Robust Atom Interferometry with Super-Gaussian Pulses against Thermal Velocity Spread

TL;DR

This paper demonstrates that super-Gaussian pulses significantly improve the robustness and contrast of atom interferometers against thermal velocity spread and detuning errors, outperforming traditional rectangular pulses.

Contribution

It introduces the use of super-Gaussian pulse shaping in atom interferometry and shows its advantages over Gaussian and rectangular pulses through numerical simulations.

Findings

Super-Gaussian pulses outperform rectangular pulses under thermal conditions.

4th-order super-Gaussian pulses achieve up to 90% contrast improvement.

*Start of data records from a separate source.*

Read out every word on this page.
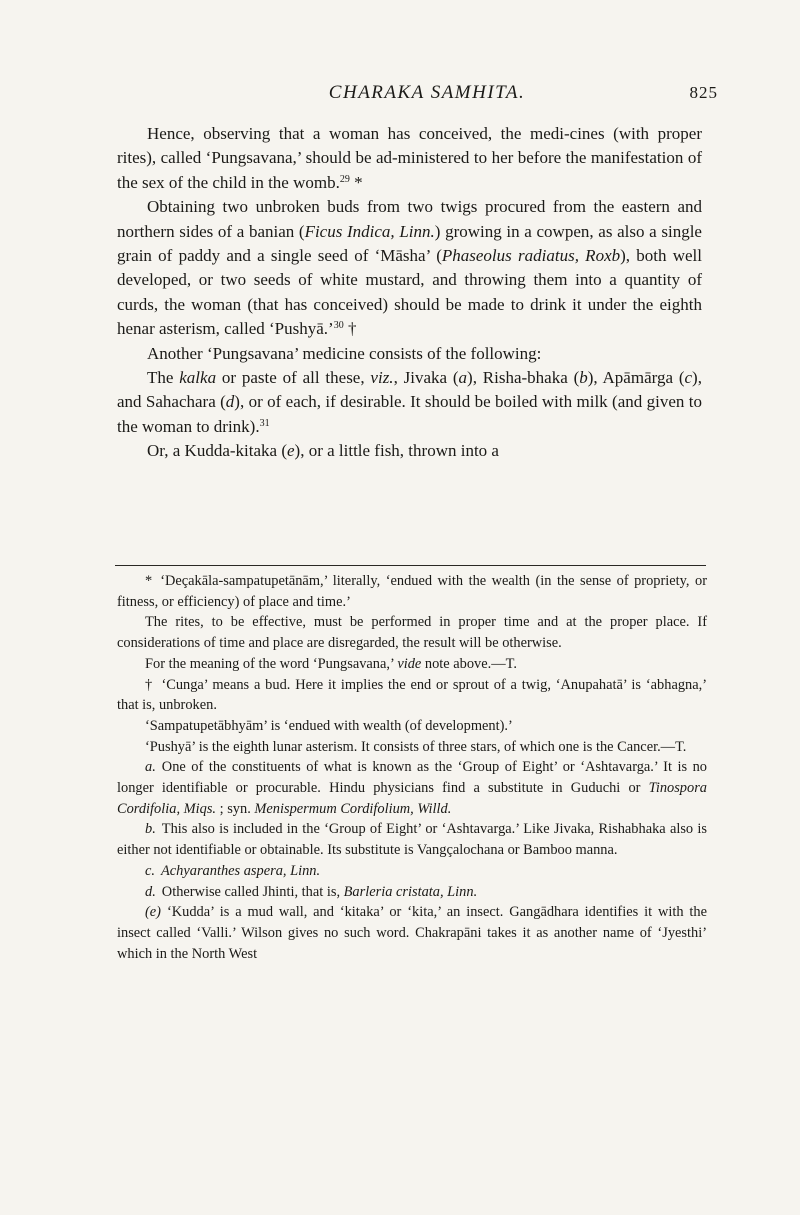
CHARAKA SAMHITA.	825

Hence, observing that a woman has conceived, the medi-cines (with proper rites), called ‘Pungsavana,’ should be ad-ministered to her before the manifestation of the sex of the child in the womb.$^{29}$ *

Obtaining two unbroken buds from two twigs procured from the eastern and northern sides of a banian (Ficus Indica, Linn.) growing in a cowpen, as also a single grain of paddy and a single seed of ‘Māsha’ (Phaseolus radiatus, Roxb), both well developed, or two seeds of white mustard, and throwing them into a quantity of curds, the woman (that has conceived) should be made to drink it under the eighth henar asterism, called ‘Pushyā.’$^{30}$ †

Another ‘Pungsavana’ medicine consists of the following:

The kalka or paste of all these, viz., Jivaka (a), Risha-bhaka (b), Apāmārga (c), and Sahachara (d), or of each, if desirable. It should be boiled with milk (and given to the woman to drink).$^{31}$

Or, a Kudda-kitaka (e), or a little fish, thrown into a

* ‘Deçakāla-sampatupetānām,’ literally, ‘endued with the wealth (in the sense of propriety, or fitness, or efficiency) of place and time.’

The rites, to be effective, must be performed in proper time and at the proper place. If considerations of time and place are disregarded, the result will be otherwise.

For the meaning of the word ‘Pungsavana,’ vide note above.—T.

† ‘Cunga’ means a bud. Here it implies the end or sprout of a twig, ‘Anupahatā’ is ‘abhagna,’ that is, unbroken.

‘Sampatupetābhyām’ is ‘endued with wealth (of development).’

‘Pushyā’ is the eighth lunar asterism. It consists of three stars, of which one is the Cancer.—T.

a. One of the constituents of what is known as the ‘Group of Eight’ or ‘Ashtavarga.’ It is no longer identifiable or procurable. Hindu physicians find a substitute in Guduchi or Tinospora Cordifolia, Miqs. ; syn. Menispermum Cordifolium, Willd.

b. This also is included in the ‘Group of Eight’ or ‘Ashtavarga.’ Like Jivaka, Rishabhaka also is either not identifiable or obtainable. Its substitute is Vangçalochana or Bamboo manna.

c. Achyaranthes aspera, Linn.

d. Otherwise called Jhinti, that is, Barleria cristata, Linn.

(e) ‘Kudda’ is a mud wall, and ‘kitaka’ or ‘kita,’ an insect. Gangādhara identifies it with the insect called ‘Valli.’ Wilson gives no such word. Chakrapāni takes it as another name of ‘Jyesthi’ which in the North West
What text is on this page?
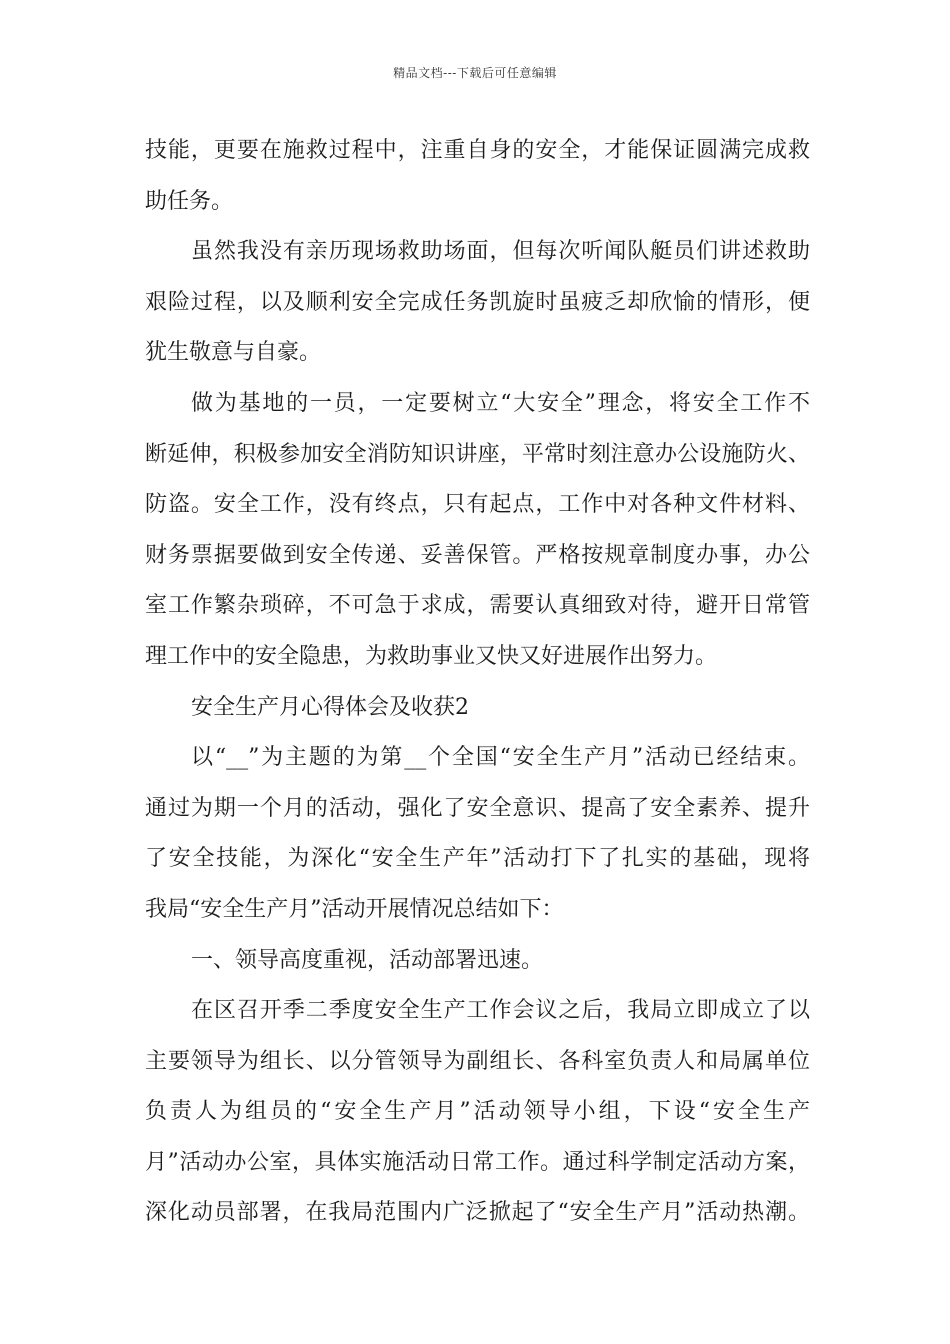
精品文档---下载后可任意编辑
技能，更要在施救过程中，注重自身的安全，才能保证圆满完成救
助任务。
虽然我没有亲历现场救助场面，但每次听闻队艇员们讲述救助
艰险过程，以及顺利安全完成任务凯旋时虽疲乏却欣愉的情形，便
犹生敬意与自豪。
做为基地的一员，一定要树立“大安全”理念，将安全工作不
断延伸，积极参加安全消防知识讲座，平常时刻注意办公设施防火、
防盗。安全工作，没有终点，只有起点，工作中对各种文件材料、
财务票据要做到安全传递、妥善保管。严格按规章制度办事，办公
室工作繁杂琐碎，不可急于求成，需要认真细致对待，避开日常管
理工作中的安全隐患，为救助事业又快又好进展作出努力。
安全生产月心得体会及收获2
以“__”为主题的为第__个全国“安全生产月”活动已经结束。
通过为期一个月的活动，强化了安全意识、提高了安全素养、提升
了安全技能，为深化“安全生产年”活动打下了扎实的基础，现将
我局“安全生产月”活动开展情况总结如下：
一、领导高度重视，活动部署迅速。
在区召开季二季度安全生产工作会议之后，我局立即成立了以
主要领导为组长、以分管领导为副组长、各科室负责人和局属单位
负责人为组员的“安全生产月”活动领导小组，下设“安全生产
月”活动办公室，具体实施活动日常工作。通过科学制定活动方案，
深化动员部署，在我局范围内广泛掀起了“安全生产月”活动热潮。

Super-Gaussian pulses offer enhanced robustness against combined errors.

Abstract

Laser frequency fluctuation and atomic thermal motion can lead to errors in pulse duration and detuning in cold atom interferometry, thereby reducing measurement stability and fringe contrast. To address this issue, we investigate the use of super-Gaussian pulses, which are characterized by smooth temporal profiles and centralized energy distribution, in the beam-splitting and reflection stages of an atom interferometer. Through numerical simulations, we compare the performance of rectangular, Gaussian, and 2nd- to 10th-order super-Gaussian pulses subject to deviations in pulse duration and detuning. Our results show that both Gaussian and super-Gaussian pulses offer a significant advantage over traditional rectangular pulses, particularly under thermal conditions where velocity spread is prominent. We find that 4th-order pulses achieving up to a 90\% improvement in contrast over rectangular pulses under realistic conditions, and while their peak performance at very low temperatures is comparable to that of Gaussian pulses, they demonstrate enhanced robustness against combined detuning and pulse-length errors. These findings demonstrate that super-Gaussian pulse shaping is an effective method for enhancing the robustness of atom interferometers against errors induced by thermal motion.